Kategorie: Männer

  • Selbstverteidigung für Männer — jenseits vom Kampfsport

    Wer «Selbstverteidigung für Männer» googelt, findet oft dasselbe: Schlagtechniken, Intensivkurse, Werbebotschaften, die mit «Kampfbereitschaft» oder «taktischer Härte» arbeiten. Das Bild ist klar: Selbstverteidigung für Männer bedeutet kämpfen können.

    Dabei ist das, was in wirklich schwierigen Situationen funktioniert, oft das Gegenteil davon.

    Was Selbstverteidigung für Männer in der Praxis bedeutet

    Die meisten gefährlichen Situationen eskalieren nicht sofort. Sie entwickeln sich — durch Missverständnisse, Provokationen, falsche Orte oder unglückliches Timing. Wer früh erkennt, was gerade passiert, hat die grösste Auswahl an Reaktionen.

    Selbstverteidigung Männer beginnt damit, Situationen richtig einzuschätzen: Was passiert hier? Wie ernst ist das wirklich? Und was ist die klügste Reaktion — nicht die impulsivste? Wer diese Fragen stellen kann, handelt besser als jemand, der nur weiss, wie man einen Schlag blockt.
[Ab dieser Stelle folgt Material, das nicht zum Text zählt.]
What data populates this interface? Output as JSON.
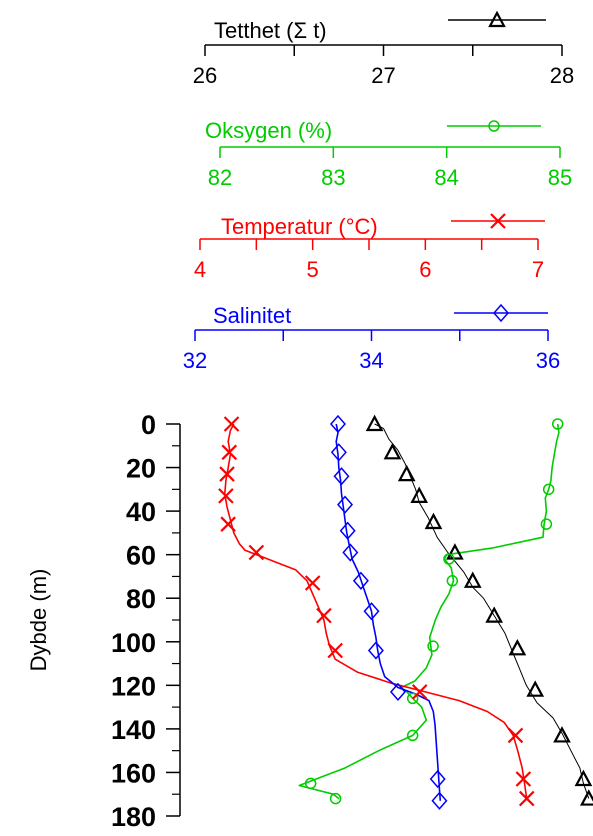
{
  "chart_data": {
    "type": "line",
    "ylabel": "Dybde (m)",
    "ylim": [
      180,
      0
    ],
    "yticks": [
      0,
      20,
      40,
      60,
      80,
      100,
      120,
      140,
      160,
      180
    ],
    "axes": [
      {
        "key": "density",
        "label": "Tetthet (Σ t)",
        "color": "#000000",
        "min": 26,
        "max": 28,
        "ticks": [
          26,
          27,
          28
        ],
        "minor": [
          26.5,
          27.5
        ],
        "marker": "triangle"
      },
      {
        "key": "oxygen",
        "label": "Oksygen (%)",
        "color": "#00cc00",
        "min": 82,
        "max": 85,
        "ticks": [
          82,
          83,
          84,
          85
        ],
        "minor": [],
        "marker": "circle"
      },
      {
        "key": "temperature",
        "label": "Temperatur (°C)",
        "color": "#ff0000",
        "min": 4,
        "max": 7,
        "ticks": [
          4,
          5,
          6,
          7
        ],
        "minor": [
          4.5,
          5.5,
          6.5
        ],
        "marker": "cross"
      },
      {
        "key": "salinity",
        "label": "Salinitet",
        "color": "#0000ff",
        "min": 32,
        "max": 36,
        "ticks": [
          32,
          34,
          36
        ],
        "minor": [
          33,
          35
        ],
        "marker": "diamond"
      }
    ],
    "series": [
      {
        "axis": "density",
        "values": [
          [
            26.95,
            0
          ],
          [
            27.0,
            2
          ],
          [
            27.03,
            7
          ],
          [
            27.08,
            12
          ],
          [
            27.12,
            18
          ],
          [
            27.15,
            24
          ],
          [
            27.18,
            30
          ],
          [
            27.2,
            36
          ],
          [
            27.25,
            43
          ],
          [
            27.3,
            52
          ],
          [
            27.36,
            59
          ],
          [
            27.45,
            68
          ],
          [
            27.5,
            75
          ],
          [
            27.56,
            80
          ],
          [
            27.62,
            88
          ],
          [
            27.68,
            96
          ],
          [
            27.72,
            104
          ],
          [
            27.76,
            112
          ],
          [
            27.8,
            120
          ],
          [
            27.86,
            128
          ],
          [
            27.95,
            135
          ],
          [
            28.0,
            142
          ],
          [
            28.05,
            150
          ],
          [
            28.1,
            158
          ],
          [
            28.12,
            165
          ],
          [
            28.15,
            172
          ]
        ]
      },
      {
        "axis": "oxygen",
        "values": [
          [
            84.98,
            0
          ],
          [
            84.99,
            4
          ],
          [
            84.97,
            8
          ],
          [
            84.95,
            14
          ],
          [
            84.93,
            20
          ],
          [
            84.92,
            26
          ],
          [
            84.9,
            30
          ],
          [
            84.87,
            34
          ],
          [
            84.88,
            40
          ],
          [
            84.86,
            46
          ],
          [
            84.85,
            52
          ],
          [
            84.4,
            57
          ],
          [
            84.0,
            60
          ],
          [
            83.98,
            62
          ],
          [
            84.04,
            66
          ],
          [
            84.06,
            72
          ],
          [
            84.02,
            78
          ],
          [
            83.95,
            84
          ],
          [
            83.9,
            90
          ],
          [
            83.85,
            98
          ],
          [
            83.87,
            106
          ],
          [
            83.82,
            112
          ],
          [
            83.72,
            118
          ],
          [
            83.6,
            121
          ],
          [
            83.65,
            123
          ],
          [
            83.7,
            126
          ],
          [
            83.78,
            130
          ],
          [
            83.82,
            136
          ],
          [
            83.7,
            143
          ],
          [
            83.4,
            150
          ],
          [
            83.1,
            158
          ],
          [
            82.9,
            162
          ],
          [
            82.7,
            166
          ],
          [
            82.85,
            168
          ],
          [
            83.0,
            170
          ],
          [
            83.05,
            172
          ]
        ]
      },
      {
        "axis": "temperature",
        "values": [
          [
            4.3,
            0
          ],
          [
            4.27,
            3
          ],
          [
            4.25,
            8
          ],
          [
            4.27,
            14
          ],
          [
            4.25,
            20
          ],
          [
            4.23,
            26
          ],
          [
            4.22,
            32
          ],
          [
            4.24,
            38
          ],
          [
            4.27,
            44
          ],
          [
            4.3,
            50
          ],
          [
            4.35,
            55
          ],
          [
            4.4,
            58
          ],
          [
            4.55,
            61
          ],
          [
            4.7,
            64
          ],
          [
            4.85,
            67
          ],
          [
            4.95,
            72
          ],
          [
            5.0,
            78
          ],
          [
            5.05,
            84
          ],
          [
            5.1,
            90
          ],
          [
            5.12,
            96
          ],
          [
            5.15,
            102
          ],
          [
            5.2,
            108
          ],
          [
            5.4,
            114
          ],
          [
            5.7,
            119
          ],
          [
            6.0,
            123
          ],
          [
            6.3,
            127
          ],
          [
            6.55,
            132
          ],
          [
            6.7,
            137
          ],
          [
            6.78,
            143
          ],
          [
            6.82,
            150
          ],
          [
            6.86,
            158
          ],
          [
            6.88,
            165
          ],
          [
            6.9,
            172
          ]
        ]
      },
      {
        "axis": "salinity",
        "values": [
          [
            33.6,
            0
          ],
          [
            33.62,
            4
          ],
          [
            33.6,
            8
          ],
          [
            33.62,
            14
          ],
          [
            33.63,
            20
          ],
          [
            33.65,
            26
          ],
          [
            33.66,
            32
          ],
          [
            33.68,
            38
          ],
          [
            33.7,
            44
          ],
          [
            33.72,
            50
          ],
          [
            33.75,
            56
          ],
          [
            33.78,
            62
          ],
          [
            33.85,
            68
          ],
          [
            33.9,
            74
          ],
          [
            33.95,
            80
          ],
          [
            34.0,
            86
          ],
          [
            34.02,
            92
          ],
          [
            34.05,
            98
          ],
          [
            34.07,
            104
          ],
          [
            34.1,
            110
          ],
          [
            34.15,
            116
          ],
          [
            34.3,
            121
          ],
          [
            34.5,
            124
          ],
          [
            34.65,
            127
          ],
          [
            34.7,
            132
          ],
          [
            34.72,
            138
          ],
          [
            34.73,
            144
          ],
          [
            34.74,
            150
          ],
          [
            34.75,
            156
          ],
          [
            34.76,
            162
          ],
          [
            34.77,
            168
          ],
          [
            34.78,
            173
          ]
        ]
      }
    ],
    "markers": [
      {
        "axis": "density",
        "values": [
          [
            26.95,
            0
          ],
          [
            27.05,
            13
          ],
          [
            27.13,
            23
          ],
          [
            27.2,
            33
          ],
          [
            27.28,
            45
          ],
          [
            27.4,
            59
          ],
          [
            27.5,
            72
          ],
          [
            27.62,
            88
          ],
          [
            27.75,
            103
          ],
          [
            27.85,
            122
          ],
          [
            28.0,
            143
          ],
          [
            28.12,
            163
          ],
          [
            28.15,
            172
          ]
        ]
      },
      {
        "axis": "oxygen",
        "values": [
          [
            84.98,
            0
          ],
          [
            84.9,
            30
          ],
          [
            84.88,
            46
          ],
          [
            84.02,
            62
          ],
          [
            84.05,
            72
          ],
          [
            83.88,
            102
          ],
          [
            83.7,
            126
          ],
          [
            83.7,
            143
          ],
          [
            82.8,
            165
          ],
          [
            83.02,
            172
          ]
        ]
      },
      {
        "axis": "temperature",
        "values": [
          [
            4.28,
            0
          ],
          [
            4.26,
            13
          ],
          [
            4.24,
            23
          ],
          [
            4.23,
            33
          ],
          [
            4.25,
            46
          ],
          [
            4.5,
            59
          ],
          [
            5.0,
            73
          ],
          [
            5.1,
            88
          ],
          [
            5.2,
            104
          ],
          [
            5.95,
            123
          ],
          [
            6.8,
            143
          ],
          [
            6.87,
            163
          ],
          [
            6.9,
            172
          ]
        ]
      },
      {
        "axis": "salinity",
        "values": [
          [
            33.62,
            0
          ],
          [
            33.63,
            13
          ],
          [
            33.66,
            24
          ],
          [
            33.7,
            37
          ],
          [
            33.73,
            49
          ],
          [
            33.76,
            59
          ],
          [
            33.88,
            72
          ],
          [
            34.0,
            86
          ],
          [
            34.05,
            104
          ],
          [
            34.3,
            123
          ],
          [
            34.75,
            163
          ],
          [
            34.77,
            173
          ]
        ]
      }
    ]
  }
}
    Deeskalation ist keine Schwäche

    Das hartnäckigste Missverständnis: dass Weggehen, Ausweichen oder ein ruhiges Gespräch suchen ein Zeichen von Schwäche sei. Das ist falsch — und im besten Sinne des Wortes überholt.

    Deeskalation ist eine Fähigkeit. Sie erfordert Selbstbeherrschung, Einschätzungsvermögen und die Bereitschaft, kurzzeitig zurückzutreten, damit eine Situation nicht eskaliert. Das sind keine passiven Eigenschaften. Das sind Kompetenzen.
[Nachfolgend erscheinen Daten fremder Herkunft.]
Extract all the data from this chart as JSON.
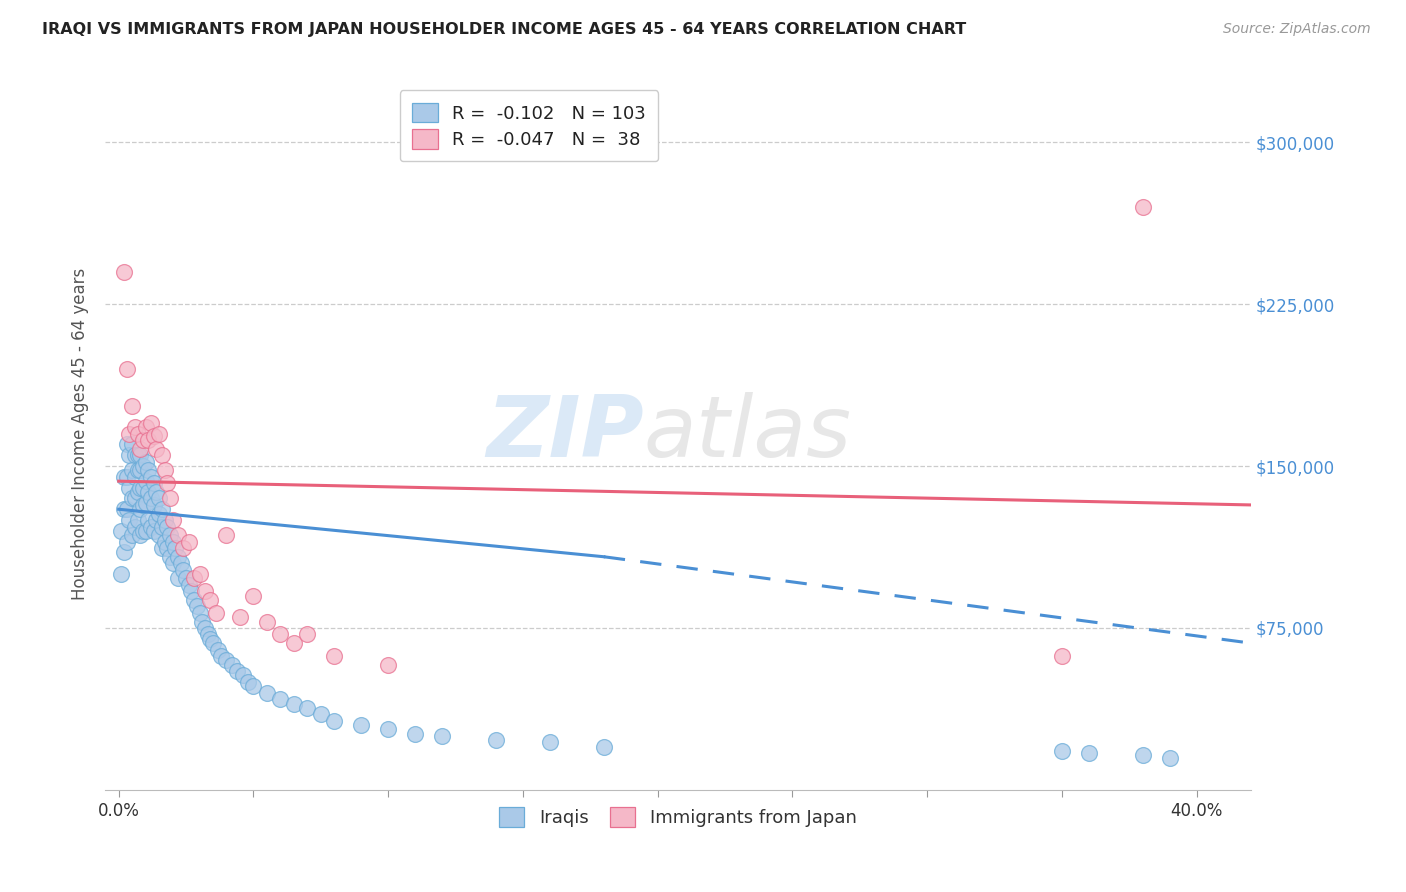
{
  "title": "IRAQI VS IMMIGRANTS FROM JAPAN HOUSEHOLDER INCOME AGES 45 - 64 YEARS CORRELATION CHART",
  "source": "Source: ZipAtlas.com",
  "xlabel_ticks": [
    "0.0%",
    "40.0%"
  ],
  "ylabel_label": "Householder Income Ages 45 - 64 years",
  "ylabel_ticks_right": [
    "$300,000",
    "$225,000",
    "$150,000",
    "$75,000"
  ],
  "ylabel_values": [
    300000,
    225000,
    150000,
    75000
  ],
  "xlim": [
    -0.005,
    0.42
  ],
  "ylim": [
    0,
    330000
  ],
  "legend_labels": [
    "Iraqis",
    "Immigrants from Japan"
  ],
  "iraqis_R": "-0.102",
  "iraqis_N": "103",
  "japan_R": "-0.047",
  "japan_N": "38",
  "iraqis_color": "#aac9e8",
  "japan_color": "#f5b8c8",
  "iraqis_edge_color": "#6aacd8",
  "japan_edge_color": "#e87090",
  "iraqis_line_color": "#4a8fd4",
  "japan_line_color": "#e8607a",
  "background_color": "#ffffff",
  "watermark_zip": "ZIP",
  "watermark_atlas": "atlas",
  "grid_color": "#cccccc",
  "iraqis_scatter_x": [
    0.001,
    0.001,
    0.002,
    0.002,
    0.002,
    0.003,
    0.003,
    0.003,
    0.003,
    0.004,
    0.004,
    0.004,
    0.005,
    0.005,
    0.005,
    0.005,
    0.006,
    0.006,
    0.006,
    0.006,
    0.007,
    0.007,
    0.007,
    0.007,
    0.008,
    0.008,
    0.008,
    0.008,
    0.008,
    0.009,
    0.009,
    0.009,
    0.009,
    0.01,
    0.01,
    0.01,
    0.01,
    0.011,
    0.011,
    0.011,
    0.012,
    0.012,
    0.012,
    0.013,
    0.013,
    0.013,
    0.014,
    0.014,
    0.015,
    0.015,
    0.015,
    0.016,
    0.016,
    0.016,
    0.017,
    0.017,
    0.018,
    0.018,
    0.019,
    0.019,
    0.02,
    0.02,
    0.021,
    0.022,
    0.022,
    0.023,
    0.024,
    0.025,
    0.026,
    0.027,
    0.028,
    0.029,
    0.03,
    0.031,
    0.032,
    0.033,
    0.034,
    0.035,
    0.037,
    0.038,
    0.04,
    0.042,
    0.044,
    0.046,
    0.048,
    0.05,
    0.055,
    0.06,
    0.065,
    0.07,
    0.075,
    0.08,
    0.09,
    0.1,
    0.11,
    0.12,
    0.14,
    0.16,
    0.18,
    0.35,
    0.36,
    0.38,
    0.39
  ],
  "iraqis_scatter_y": [
    120000,
    100000,
    145000,
    130000,
    110000,
    160000,
    145000,
    130000,
    115000,
    155000,
    140000,
    125000,
    160000,
    148000,
    135000,
    118000,
    155000,
    145000,
    135000,
    122000,
    155000,
    148000,
    138000,
    125000,
    155000,
    148000,
    140000,
    130000,
    118000,
    150000,
    140000,
    132000,
    120000,
    152000,
    143000,
    133000,
    120000,
    148000,
    138000,
    125000,
    145000,
    135000,
    122000,
    142000,
    132000,
    120000,
    138000,
    125000,
    135000,
    128000,
    118000,
    130000,
    122000,
    112000,
    125000,
    115000,
    122000,
    112000,
    118000,
    108000,
    115000,
    105000,
    112000,
    108000,
    98000,
    105000,
    102000,
    98000,
    95000,
    92000,
    88000,
    85000,
    82000,
    78000,
    75000,
    72000,
    70000,
    68000,
    65000,
    62000,
    60000,
    58000,
    55000,
    53000,
    50000,
    48000,
    45000,
    42000,
    40000,
    38000,
    35000,
    32000,
    30000,
    28000,
    26000,
    25000,
    23000,
    22000,
    20000,
    18000,
    17000,
    16000,
    15000
  ],
  "japan_scatter_x": [
    0.002,
    0.003,
    0.004,
    0.005,
    0.006,
    0.007,
    0.008,
    0.009,
    0.01,
    0.011,
    0.012,
    0.013,
    0.014,
    0.015,
    0.016,
    0.017,
    0.018,
    0.019,
    0.02,
    0.022,
    0.024,
    0.026,
    0.028,
    0.03,
    0.032,
    0.034,
    0.036,
    0.04,
    0.045,
    0.05,
    0.055,
    0.06,
    0.065,
    0.07,
    0.08,
    0.1,
    0.35,
    0.38
  ],
  "japan_scatter_y": [
    240000,
    195000,
    165000,
    178000,
    168000,
    165000,
    158000,
    162000,
    168000,
    162000,
    170000,
    164000,
    158000,
    165000,
    155000,
    148000,
    142000,
    135000,
    125000,
    118000,
    112000,
    115000,
    98000,
    100000,
    92000,
    88000,
    82000,
    118000,
    80000,
    90000,
    78000,
    72000,
    68000,
    72000,
    62000,
    58000,
    62000,
    270000
  ],
  "iraqis_trend_x0": 0.0,
  "iraqis_trend_x1": 0.18,
  "iraqis_trend_x2": 0.42,
  "iraqis_trend_y0": 130000,
  "iraqis_trend_y1": 108000,
  "iraqis_trend_y2": 68000,
  "japan_trend_x0": 0.0,
  "japan_trend_x1": 0.42,
  "japan_trend_y0": 143000,
  "japan_trend_y1": 132000
}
    Wer deeskalieren kann, schützt sich nicht nur selbst. Er verhindert in vielen Fällen, dass eine Situation überhaupt zur Gefahr wird. Das ist effizienter als jeder Kampfsport.

    Aufmerksamkeit schützt in echten Situationen

    Ein verbreiteter Irrglaube: Aufmerksamkeit sei etwas für Menschen, die sich «nicht wehren können». Das stimmt nicht. Aufmerksamkeit ist die erste und wirksamste Verteidigungslinie — für alle.
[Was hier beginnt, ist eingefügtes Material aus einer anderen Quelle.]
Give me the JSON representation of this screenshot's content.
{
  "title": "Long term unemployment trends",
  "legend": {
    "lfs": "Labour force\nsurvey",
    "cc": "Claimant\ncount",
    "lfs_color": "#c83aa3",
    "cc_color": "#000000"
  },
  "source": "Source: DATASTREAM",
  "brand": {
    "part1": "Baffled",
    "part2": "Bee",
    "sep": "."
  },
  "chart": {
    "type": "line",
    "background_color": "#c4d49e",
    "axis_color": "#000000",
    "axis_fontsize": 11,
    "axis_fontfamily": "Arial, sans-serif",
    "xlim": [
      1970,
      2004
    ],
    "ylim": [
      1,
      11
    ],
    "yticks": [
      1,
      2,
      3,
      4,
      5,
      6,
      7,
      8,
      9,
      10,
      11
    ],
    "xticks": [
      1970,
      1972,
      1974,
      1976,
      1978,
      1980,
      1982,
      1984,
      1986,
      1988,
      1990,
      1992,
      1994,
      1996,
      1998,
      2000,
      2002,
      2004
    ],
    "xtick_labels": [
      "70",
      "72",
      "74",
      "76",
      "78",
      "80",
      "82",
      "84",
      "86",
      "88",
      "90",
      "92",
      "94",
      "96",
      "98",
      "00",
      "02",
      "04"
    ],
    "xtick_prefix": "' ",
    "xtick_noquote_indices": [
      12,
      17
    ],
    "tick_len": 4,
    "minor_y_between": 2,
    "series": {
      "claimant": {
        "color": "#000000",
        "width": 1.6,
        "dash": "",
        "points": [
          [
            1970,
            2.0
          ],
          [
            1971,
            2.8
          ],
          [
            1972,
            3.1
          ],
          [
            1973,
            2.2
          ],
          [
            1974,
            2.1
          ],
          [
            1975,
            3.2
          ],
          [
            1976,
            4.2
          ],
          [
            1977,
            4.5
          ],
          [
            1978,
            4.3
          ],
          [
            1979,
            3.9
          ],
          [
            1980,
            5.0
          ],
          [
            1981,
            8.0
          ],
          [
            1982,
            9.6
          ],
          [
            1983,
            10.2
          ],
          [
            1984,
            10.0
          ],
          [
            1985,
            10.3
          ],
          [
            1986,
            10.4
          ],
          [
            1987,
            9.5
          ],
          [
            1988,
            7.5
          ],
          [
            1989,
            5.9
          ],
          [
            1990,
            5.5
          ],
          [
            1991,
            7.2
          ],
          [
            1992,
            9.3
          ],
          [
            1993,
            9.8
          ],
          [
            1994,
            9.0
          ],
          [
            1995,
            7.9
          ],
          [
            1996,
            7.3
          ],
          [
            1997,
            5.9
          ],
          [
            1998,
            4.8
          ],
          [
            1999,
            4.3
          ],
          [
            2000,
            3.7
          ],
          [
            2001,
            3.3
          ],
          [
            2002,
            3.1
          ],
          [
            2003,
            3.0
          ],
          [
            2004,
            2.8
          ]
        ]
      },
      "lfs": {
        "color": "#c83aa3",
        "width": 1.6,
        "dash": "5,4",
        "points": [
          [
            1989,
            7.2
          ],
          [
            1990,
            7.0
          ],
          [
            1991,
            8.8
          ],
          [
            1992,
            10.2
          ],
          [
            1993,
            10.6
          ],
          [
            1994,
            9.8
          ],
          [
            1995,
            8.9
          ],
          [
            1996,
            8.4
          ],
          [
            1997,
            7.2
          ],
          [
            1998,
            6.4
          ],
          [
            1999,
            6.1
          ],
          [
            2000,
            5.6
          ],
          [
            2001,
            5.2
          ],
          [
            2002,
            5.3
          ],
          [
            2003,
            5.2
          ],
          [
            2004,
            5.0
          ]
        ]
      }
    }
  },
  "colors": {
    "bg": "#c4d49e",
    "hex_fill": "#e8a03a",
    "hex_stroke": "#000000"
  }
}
    Wer aufmerksam ist, erkennt früh, wenn sich eine Situation entwickelt. Wer sich in einer ungewohnten Umgebung orientiert, handelt sicherer. Wer Signale liest — Blicke, Positionen, Bewegungsmuster —, ist nicht überrumpelt. Und nicht überrumpelt werden ist in vielen schwierigen Momenten entscheidend.

    Selbstverteidigung für Männer in der Praxis heisst: Weniger auf den Kampf vorbereitet sein, mehr auf die Situation.

    Körpersprache spricht für sich

    Selbstverteidigung für Männer ist auch eine Frage der Wirkung, die man bereits vor einer Situation hat. Eine aufrechte Haltung, ein ruhiger Blick, ein bewusstes Auftreten signalisieren Präsenz. Sie zeigen: Dieser Mensch ist da, er weiss, wo er steht, und er lässt sich nicht leicht überrumpeln.

    Das ist kein Trick. Es ist eine Haltung, die man üben kann. Und sie wirkt — in alltäglichen Situationen genauso wie in aussergewöhnlichen. Viele Männer berichten, dass sich allein durch verändertes Auftreten die Reaktionen in ihrer Umgebung verschieben — ohne dass ein einziges Wort gesagt wurde.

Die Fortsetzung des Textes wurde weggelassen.